24 de agosto de 2012

A utopia ambígua de The Dispossessed

A obra-prima de Ursula K. Le Guin na ficção científica é um exemplo perfeito da utilização da ficção científica do género para reflectir, num futuro que nos é estranho, sobre um contexto real e muito pertinente. Publicada em 1974, The Dispossessed: An Ambiguous Utopia venceu vários prémios de ficção científica com a sua visão particularmente lúcida sobre a Guerra Fria e as imperfeições inerentes a qualquer utopia (as "ambiguidades" a que se refere o subtítulo). 
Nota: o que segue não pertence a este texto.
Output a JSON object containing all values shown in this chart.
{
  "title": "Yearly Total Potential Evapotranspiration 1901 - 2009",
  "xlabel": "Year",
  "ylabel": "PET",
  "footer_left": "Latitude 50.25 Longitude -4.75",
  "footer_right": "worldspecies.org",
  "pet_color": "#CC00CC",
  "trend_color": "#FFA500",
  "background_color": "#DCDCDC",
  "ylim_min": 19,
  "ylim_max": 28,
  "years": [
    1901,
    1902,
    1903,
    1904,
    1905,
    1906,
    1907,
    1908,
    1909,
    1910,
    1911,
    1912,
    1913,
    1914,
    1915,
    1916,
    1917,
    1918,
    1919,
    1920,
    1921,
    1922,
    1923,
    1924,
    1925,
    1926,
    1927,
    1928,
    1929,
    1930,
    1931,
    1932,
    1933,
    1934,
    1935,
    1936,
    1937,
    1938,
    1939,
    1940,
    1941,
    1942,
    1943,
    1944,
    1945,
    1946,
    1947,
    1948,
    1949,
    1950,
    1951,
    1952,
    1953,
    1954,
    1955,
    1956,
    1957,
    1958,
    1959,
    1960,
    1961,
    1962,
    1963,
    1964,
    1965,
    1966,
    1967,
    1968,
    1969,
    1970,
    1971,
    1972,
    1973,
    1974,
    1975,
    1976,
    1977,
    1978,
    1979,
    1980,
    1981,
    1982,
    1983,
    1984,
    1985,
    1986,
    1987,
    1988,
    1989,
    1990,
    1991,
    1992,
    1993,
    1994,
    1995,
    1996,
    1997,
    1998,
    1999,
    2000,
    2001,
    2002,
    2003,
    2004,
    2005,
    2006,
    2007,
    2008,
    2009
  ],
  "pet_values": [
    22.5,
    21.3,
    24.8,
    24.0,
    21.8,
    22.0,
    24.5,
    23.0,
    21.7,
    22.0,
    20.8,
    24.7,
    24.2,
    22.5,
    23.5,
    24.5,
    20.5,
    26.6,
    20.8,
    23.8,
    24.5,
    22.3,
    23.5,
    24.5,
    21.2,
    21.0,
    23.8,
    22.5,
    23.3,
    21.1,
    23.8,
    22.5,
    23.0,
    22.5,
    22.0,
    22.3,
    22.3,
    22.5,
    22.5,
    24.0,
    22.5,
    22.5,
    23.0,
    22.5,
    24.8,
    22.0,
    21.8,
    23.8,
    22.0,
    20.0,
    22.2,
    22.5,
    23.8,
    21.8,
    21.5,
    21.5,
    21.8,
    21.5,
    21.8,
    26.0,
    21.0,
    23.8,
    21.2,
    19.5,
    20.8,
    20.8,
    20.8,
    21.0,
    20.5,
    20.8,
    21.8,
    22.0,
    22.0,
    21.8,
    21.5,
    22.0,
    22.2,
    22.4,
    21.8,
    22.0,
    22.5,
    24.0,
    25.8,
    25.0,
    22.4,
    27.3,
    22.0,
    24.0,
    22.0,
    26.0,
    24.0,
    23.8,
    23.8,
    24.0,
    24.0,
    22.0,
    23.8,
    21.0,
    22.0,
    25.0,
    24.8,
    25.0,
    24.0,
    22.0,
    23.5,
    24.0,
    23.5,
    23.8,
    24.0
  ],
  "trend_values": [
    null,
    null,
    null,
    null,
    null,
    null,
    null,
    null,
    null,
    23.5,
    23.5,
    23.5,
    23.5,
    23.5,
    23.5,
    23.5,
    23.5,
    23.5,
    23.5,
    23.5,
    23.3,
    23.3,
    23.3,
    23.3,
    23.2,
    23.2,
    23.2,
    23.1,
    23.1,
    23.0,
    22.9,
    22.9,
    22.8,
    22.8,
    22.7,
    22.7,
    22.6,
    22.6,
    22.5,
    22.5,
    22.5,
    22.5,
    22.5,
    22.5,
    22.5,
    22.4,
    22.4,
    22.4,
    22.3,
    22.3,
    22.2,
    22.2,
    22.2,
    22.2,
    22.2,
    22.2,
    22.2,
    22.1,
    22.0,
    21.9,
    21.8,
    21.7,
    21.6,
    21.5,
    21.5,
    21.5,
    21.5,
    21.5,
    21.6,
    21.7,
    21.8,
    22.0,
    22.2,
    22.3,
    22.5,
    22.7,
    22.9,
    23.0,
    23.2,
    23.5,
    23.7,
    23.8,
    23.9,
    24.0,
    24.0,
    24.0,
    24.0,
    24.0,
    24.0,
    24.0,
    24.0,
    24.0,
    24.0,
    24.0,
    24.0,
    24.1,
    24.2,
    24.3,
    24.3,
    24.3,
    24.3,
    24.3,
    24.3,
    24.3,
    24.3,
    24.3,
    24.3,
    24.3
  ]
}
Urras e Anarres são dois planetas distantes que constituem um sistema binário - como se um fosse a lua do outro. Ambos os planetas estão habitados por humanos, mas entre as sociedades que neles residem há um abismo tão grande como o vazio do espaço que os separa. Urras é muito semelhante à Terra, tanto do ponto de vista geográfico como do ponto de vista social. Numa analogia evidente à Guerra Fria que marcou os anos 70, Le Guin coloca em oposição, em Urras, a sociedade capitalista de A-Io e o estado socialista de Thu - uma oposição que chega a manifestar-se através de uma guerra de proximidade na região de Benbili, quando se dá uma revolução. Já o árido Anarres, por seu lado, está "colonizado" por uma sociedade anarquista e colectivista, formada por dissidentes de Urras que se exilaram naquele mundo. Em Anarres não existe governo ou outras instituições de poder; o idioma artificial falado por todos praticamente elimina o possessivo, e a educação incide sobretudo na valorização do colectivo e na demonização do indivíduo e do pessoal (donde resulta o título). 
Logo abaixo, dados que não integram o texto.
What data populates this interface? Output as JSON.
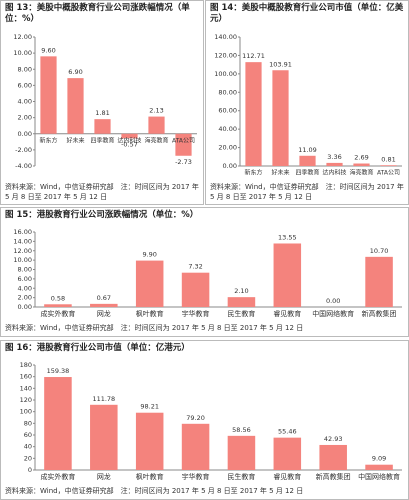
{
  "chart_data": [
    {
      "type": "bar",
      "title": "图 13：美股中概股教育行业公司涨跌幅情况（单位：%）",
      "categories": [
        "新东方",
        "好未来",
        "四季教育",
        "达内科技",
        "海亮教育",
        "ATA公司"
      ],
      "values": [
        9.6,
        6.9,
        1.81,
        -0.57,
        2.13,
        -2.73
      ],
      "value_labels": [
        "9.60",
        "6.90",
        "1.81",
        "-0.57",
        "2.13",
        "-2.73"
      ],
      "color": "#f4837d",
      "ylim": [
        -4,
        12
      ],
      "yticks": [
        {
          "value": -4,
          "label": "-4.00"
        },
        {
          "value": -2,
          "label": "-2.00"
        },
        {
          "value": 0,
          "label": "0.00"
        },
        {
          "value": 2,
          "label": "2.00"
        },
        {
          "value": 4,
          "label": "4.00"
        },
        {
          "value": 6,
          "label": "6.00"
        },
        {
          "value": 8,
          "label": "8.00"
        },
        {
          "value": 10,
          "label": "10.00"
        },
        {
          "value": 12,
          "label": "12.00"
        }
      ],
      "source": "资料来源：Wind，中信证券研究部　注：时间区间为 2017 年 5 月 8 日至 2017 年 5 月 12 日"
    },
    {
      "type": "bar",
      "title": "图 14：美股中概股教育行业公司市值（单位：亿美元）",
      "categories": [
        "新东方",
        "好未来",
        "四季教育",
        "达内科技",
        "海亮教育",
        "ATA公司"
      ],
      "values": [
        112.71,
        103.91,
        11.09,
        3.36,
        2.69,
        0.81
      ],
      "value_labels": [
        "112.71",
        "103.91",
        "11.09",
        "3.36",
        "2.69",
        "0.81"
      ],
      "color": "#f4837d",
      "ylim": [
        0,
        140
      ],
      "yticks": [
        {
          "value": 0,
          "label": "0.00"
        },
        {
          "value": 20,
          "label": "20.00"
        },
        {
          "value": 40,
          "label": "40.00"
        },
        {
          "value": 60,
          "label": "60.00"
        },
        {
          "value": 80,
          "label": "80.00"
        },
        {
          "value": 100,
          "label": "100.00"
        },
        {
          "value": 120,
          "label": "120.00"
        },
        {
          "value": 140,
          "label": "140.00"
        }
      ],
      "source": "资料来源：Wind，中信证券研究部　注：时间区间为 2017 年 5 月 8 日至 2017 年 5 月 12 日"
    },
    {
      "type": "bar",
      "title": "图 15：港股教育行业公司涨跌幅情况（单位：%）",
      "categories": [
        "成实外教育",
        "网龙",
        "枫叶教育",
        "宇华教育",
        "民生教育",
        "睿见教育",
        "中国网络教育",
        "新高教集团"
      ],
      "values": [
        0.58,
        0.67,
        9.9,
        7.32,
        2.1,
        13.55,
        0,
        10.7
      ],
      "value_labels": [
        "0.58",
        "0.67",
        "9.90",
        "7.32",
        "2.10",
        "13.55",
        "0.00",
        "10.70"
      ],
      "color": "#f4837d",
      "ylim": [
        0,
        16
      ],
      "yticks": [
        {
          "value": 0,
          "label": "0.00"
        },
        {
          "value": 2,
          "label": "2.00"
        },
        {
          "value": 4,
          "label": "4.00"
        },
        {
          "value": 6,
          "label": "6.00"
        },
        {
          "value": 8,
          "label": "8.00"
        },
        {
          "value": 10,
          "label": "10.00"
        },
        {
          "value": 12,
          "label": "12.00"
        },
        {
          "value": 14,
          "label": "14.00"
        },
        {
          "value": 16,
          "label": "16.00"
        }
      ],
      "source": "资料来源：Wind，中信证券研究部　注：时间区间为 2017 年 5 月 8 日至 2017 年 5 月 12 日"
    },
    {
      "type": "bar",
      "title": "图 16：港股教育行业公司市值（单位：亿港元）",
      "categories": [
        "成实外教育",
        "网龙",
        "枫叶教育",
        "宇华教育",
        "民生教育",
        "睿见教育",
        "新高教集团",
        "中国网络教育"
      ],
      "values": [
        159.38,
        111.78,
        98.21,
        79.2,
        58.56,
        55.46,
        42.93,
        9.09
      ],
      "value_labels": [
        "159.38",
        "111.78",
        "98.21",
        "79.20",
        "58.56",
        "55.46",
        "42.93",
        "9.09"
      ],
      "color": "#f4837d",
      "ylim": [
        0,
        180
      ],
      "yticks": [
        0,
        20,
        40,
        60,
        80,
        100,
        120,
        140,
        160,
        180
      ],
      "source": "资料来源：Wind，中信证券研究部　注：时间区间为 2017 年 5 月 8 日至 2017 年 5 月 12 日"
    }
  ]
}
O protagonista é Shevek, um físico brilhante de Anarres, que aceita o convite de uma reputada universidade de A-Io em Urras para expor e continuar a desenvolver as suas teorias. É a partir do ponto de vista de Shevek que o leitor acompanha a narrativa bipartida: os capítulos de número ímpar centram-se no presente da história, com a chegada de Shevek a Urras e toda a sua experiência naquele mundo; nos capítulos de número par, o leitor segue o passado de Shevek em Anarres, desde a infância até à idade adulta. Mais do que uma reflexão importante sobre a política e a sociedade da época em que foi escrito, The Dispossessed: An Ambiguous Utopia é uma reflexão importante e lúcida sobre a impossibilidade de uma sociedade perfeita. É de facto uma utopia ambígua, no sentido de que nenhuma das alternativas apresentadas é viável para a felicidade humana quando levadas até às últimas consequências.

Apesar de o protagonista ter nascido e vivido sempre numa destas sociedades, Le Guin dá-lhe um olhar especialmente crítico sobre o mundo colectivista de Anarres, e também sobre a instabilidade social que encontra nas sociedades aparentemente livres de Urras. Um autor menor cairia provavelmente no erro de colorir o ponto de vista mas próximo da sua ideologia; Le Guin, porém, consegue abstrair-se das realidades opostas que ela mesma desenvolveu, observando-as criticamente mas jamais tomando partido. A alternativa melhor - ou menos má - fica ao critério do leitor.